We reported on National Geographic’s “Voluntary Staff Reduction Plan” a while back.
The buyout package gives employees 2.5 weeks of full pay per year of service, but the benefits package only extends six months. One source tells us that this package isn’t much of an improvement over previous packages offered to laid-off employees (up from 2 weeks of full pay per year of service).
Many at the magazine–both current and former employees–believe that the cuts are a way for the magazine to thin the thick herds (National Geographic is, by most measures, overstaffed…primarily at the mid- and senior levels) and switch to a more traditional magazine structure. Said one: “It’s like they have five people for every job that needs to get done.” Many liken National Geographics structure to that of a publishing house: Very slow, staff heavy and with lots of redundancies.

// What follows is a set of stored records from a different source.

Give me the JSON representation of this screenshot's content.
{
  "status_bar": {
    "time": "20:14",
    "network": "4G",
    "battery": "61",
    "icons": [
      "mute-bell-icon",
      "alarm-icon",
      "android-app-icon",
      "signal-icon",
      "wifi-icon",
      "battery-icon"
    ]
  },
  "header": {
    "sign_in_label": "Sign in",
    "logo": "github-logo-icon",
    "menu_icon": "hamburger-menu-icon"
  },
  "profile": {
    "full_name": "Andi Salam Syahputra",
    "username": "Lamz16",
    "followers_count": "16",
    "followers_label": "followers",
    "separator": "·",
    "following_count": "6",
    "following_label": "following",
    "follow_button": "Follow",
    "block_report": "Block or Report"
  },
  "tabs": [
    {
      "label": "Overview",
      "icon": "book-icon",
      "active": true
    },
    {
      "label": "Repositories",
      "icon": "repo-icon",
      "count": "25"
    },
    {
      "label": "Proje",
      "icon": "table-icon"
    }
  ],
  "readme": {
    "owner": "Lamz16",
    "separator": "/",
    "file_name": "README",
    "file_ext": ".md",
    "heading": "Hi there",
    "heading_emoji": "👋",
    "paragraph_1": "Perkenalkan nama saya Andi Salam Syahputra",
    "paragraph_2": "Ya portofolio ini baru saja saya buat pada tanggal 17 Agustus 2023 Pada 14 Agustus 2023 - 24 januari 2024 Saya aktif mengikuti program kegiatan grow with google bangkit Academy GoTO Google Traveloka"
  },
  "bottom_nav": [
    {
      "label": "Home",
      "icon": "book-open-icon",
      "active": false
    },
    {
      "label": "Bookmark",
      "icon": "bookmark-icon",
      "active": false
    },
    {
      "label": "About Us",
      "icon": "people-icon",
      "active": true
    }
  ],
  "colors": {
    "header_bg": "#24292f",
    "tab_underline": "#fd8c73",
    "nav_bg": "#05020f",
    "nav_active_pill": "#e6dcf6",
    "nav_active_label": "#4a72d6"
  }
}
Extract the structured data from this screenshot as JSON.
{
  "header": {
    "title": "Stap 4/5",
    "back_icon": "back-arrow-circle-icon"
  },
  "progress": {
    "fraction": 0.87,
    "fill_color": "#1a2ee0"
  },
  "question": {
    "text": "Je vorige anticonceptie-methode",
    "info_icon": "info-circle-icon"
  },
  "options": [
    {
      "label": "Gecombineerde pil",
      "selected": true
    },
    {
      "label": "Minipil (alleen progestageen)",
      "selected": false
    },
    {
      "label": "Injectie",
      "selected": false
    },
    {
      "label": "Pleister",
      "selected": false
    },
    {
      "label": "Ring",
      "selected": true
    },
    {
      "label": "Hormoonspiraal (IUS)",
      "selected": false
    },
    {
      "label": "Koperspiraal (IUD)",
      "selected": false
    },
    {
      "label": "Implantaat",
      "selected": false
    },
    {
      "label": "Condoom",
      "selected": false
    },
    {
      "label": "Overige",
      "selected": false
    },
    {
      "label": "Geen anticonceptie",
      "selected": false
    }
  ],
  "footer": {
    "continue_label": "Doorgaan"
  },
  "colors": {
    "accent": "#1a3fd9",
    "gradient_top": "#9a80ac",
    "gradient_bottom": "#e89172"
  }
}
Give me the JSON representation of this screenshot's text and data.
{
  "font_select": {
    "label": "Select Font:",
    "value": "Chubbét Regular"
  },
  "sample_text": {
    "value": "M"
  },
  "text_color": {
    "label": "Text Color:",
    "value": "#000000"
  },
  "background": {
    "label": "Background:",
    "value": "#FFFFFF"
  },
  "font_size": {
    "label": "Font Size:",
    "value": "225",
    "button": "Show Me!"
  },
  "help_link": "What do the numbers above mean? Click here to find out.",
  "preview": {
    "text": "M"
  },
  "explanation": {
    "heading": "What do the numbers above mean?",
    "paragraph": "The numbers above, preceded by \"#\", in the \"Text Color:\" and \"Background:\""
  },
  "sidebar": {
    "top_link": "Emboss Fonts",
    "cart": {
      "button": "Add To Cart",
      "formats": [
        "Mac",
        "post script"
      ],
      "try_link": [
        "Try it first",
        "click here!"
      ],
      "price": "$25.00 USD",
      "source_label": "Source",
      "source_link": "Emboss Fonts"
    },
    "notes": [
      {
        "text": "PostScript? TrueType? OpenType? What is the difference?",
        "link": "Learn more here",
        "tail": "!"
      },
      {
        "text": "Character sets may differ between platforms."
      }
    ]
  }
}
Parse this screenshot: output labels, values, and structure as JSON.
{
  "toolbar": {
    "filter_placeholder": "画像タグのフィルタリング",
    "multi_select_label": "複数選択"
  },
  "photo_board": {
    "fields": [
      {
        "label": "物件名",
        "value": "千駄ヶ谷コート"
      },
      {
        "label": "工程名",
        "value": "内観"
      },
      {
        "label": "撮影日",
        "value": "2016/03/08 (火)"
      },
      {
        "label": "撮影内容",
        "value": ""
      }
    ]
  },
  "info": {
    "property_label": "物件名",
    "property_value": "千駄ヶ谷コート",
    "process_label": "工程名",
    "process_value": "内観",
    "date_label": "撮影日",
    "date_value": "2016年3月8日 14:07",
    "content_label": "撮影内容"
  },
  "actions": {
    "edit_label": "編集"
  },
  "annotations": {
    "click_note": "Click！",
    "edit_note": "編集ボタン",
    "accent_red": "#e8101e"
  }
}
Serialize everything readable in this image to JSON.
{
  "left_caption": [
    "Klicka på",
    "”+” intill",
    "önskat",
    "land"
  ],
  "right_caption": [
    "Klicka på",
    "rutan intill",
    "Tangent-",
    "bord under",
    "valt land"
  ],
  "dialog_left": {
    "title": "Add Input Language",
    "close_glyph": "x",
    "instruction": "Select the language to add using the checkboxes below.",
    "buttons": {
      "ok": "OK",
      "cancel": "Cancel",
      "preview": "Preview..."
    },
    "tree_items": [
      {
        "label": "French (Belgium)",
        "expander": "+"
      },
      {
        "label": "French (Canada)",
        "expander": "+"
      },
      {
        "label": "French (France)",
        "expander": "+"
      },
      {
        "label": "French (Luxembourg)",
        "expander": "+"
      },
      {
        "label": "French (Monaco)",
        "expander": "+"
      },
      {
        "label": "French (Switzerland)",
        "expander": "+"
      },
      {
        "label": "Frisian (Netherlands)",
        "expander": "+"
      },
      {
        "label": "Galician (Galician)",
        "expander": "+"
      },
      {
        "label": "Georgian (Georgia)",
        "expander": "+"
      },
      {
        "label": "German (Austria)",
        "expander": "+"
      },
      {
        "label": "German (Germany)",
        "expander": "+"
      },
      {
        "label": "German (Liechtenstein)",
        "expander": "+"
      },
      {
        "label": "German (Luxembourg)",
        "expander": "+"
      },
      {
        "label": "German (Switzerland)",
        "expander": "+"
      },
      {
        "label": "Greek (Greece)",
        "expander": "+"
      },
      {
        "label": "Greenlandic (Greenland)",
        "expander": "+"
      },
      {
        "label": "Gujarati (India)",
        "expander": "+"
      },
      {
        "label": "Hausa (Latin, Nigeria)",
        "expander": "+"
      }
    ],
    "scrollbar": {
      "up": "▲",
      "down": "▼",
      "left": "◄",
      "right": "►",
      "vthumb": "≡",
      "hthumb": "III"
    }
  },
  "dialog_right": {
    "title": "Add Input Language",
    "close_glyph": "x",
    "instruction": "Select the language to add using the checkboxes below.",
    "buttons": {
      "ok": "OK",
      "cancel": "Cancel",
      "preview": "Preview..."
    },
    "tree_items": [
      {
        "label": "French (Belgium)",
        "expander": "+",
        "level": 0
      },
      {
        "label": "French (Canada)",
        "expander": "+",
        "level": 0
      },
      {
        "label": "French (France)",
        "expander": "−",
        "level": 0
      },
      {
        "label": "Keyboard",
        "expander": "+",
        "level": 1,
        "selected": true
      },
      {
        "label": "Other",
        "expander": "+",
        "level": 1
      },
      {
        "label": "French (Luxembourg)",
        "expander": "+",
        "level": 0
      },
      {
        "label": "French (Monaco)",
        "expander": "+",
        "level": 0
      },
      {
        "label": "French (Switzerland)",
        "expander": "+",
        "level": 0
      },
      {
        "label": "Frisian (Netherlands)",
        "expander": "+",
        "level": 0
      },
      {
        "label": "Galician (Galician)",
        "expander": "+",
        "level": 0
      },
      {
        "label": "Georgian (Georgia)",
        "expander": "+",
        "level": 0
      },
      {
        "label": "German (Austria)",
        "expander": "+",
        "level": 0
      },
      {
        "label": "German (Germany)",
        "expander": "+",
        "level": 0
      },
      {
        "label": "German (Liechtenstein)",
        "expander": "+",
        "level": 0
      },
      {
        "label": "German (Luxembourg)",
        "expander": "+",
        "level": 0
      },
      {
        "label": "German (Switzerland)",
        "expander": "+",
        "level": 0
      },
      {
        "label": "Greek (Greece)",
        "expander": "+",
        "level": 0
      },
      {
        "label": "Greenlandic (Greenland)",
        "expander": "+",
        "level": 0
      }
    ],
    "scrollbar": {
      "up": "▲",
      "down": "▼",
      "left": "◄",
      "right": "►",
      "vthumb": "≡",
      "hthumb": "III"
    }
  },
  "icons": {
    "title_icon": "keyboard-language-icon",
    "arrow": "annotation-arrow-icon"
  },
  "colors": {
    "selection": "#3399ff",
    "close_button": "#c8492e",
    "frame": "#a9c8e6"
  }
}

So how has it gone? Have there been any takers?
Our sources inform us that as many as 27 people have taken the voluntary buyout thus far, even though 20 was the magazine’s target. We hear that this includes the entire art department (save the department head) and nearly half of the staff members from their website (which won the ASME award this year, don’t forget).
Are NG folks trying to jump ship? And, if so, is this a reflection of the year-old leadership of Editor-in-Chief Chris Johns?
The people who have opted for the buy-out may not have been the people National Geographic had hoped would take it (read: old folks with big salaries whom they don’t have to replace). Instead lots of young folks (read: cheap and flexible) have signed up, so National Geographic may end up having to replace a lot of those positions (instead of just retiring some positions along with retiring staffers). If this doesn’t lead to the cost-savings they had hoped for, will this lead to layoffs?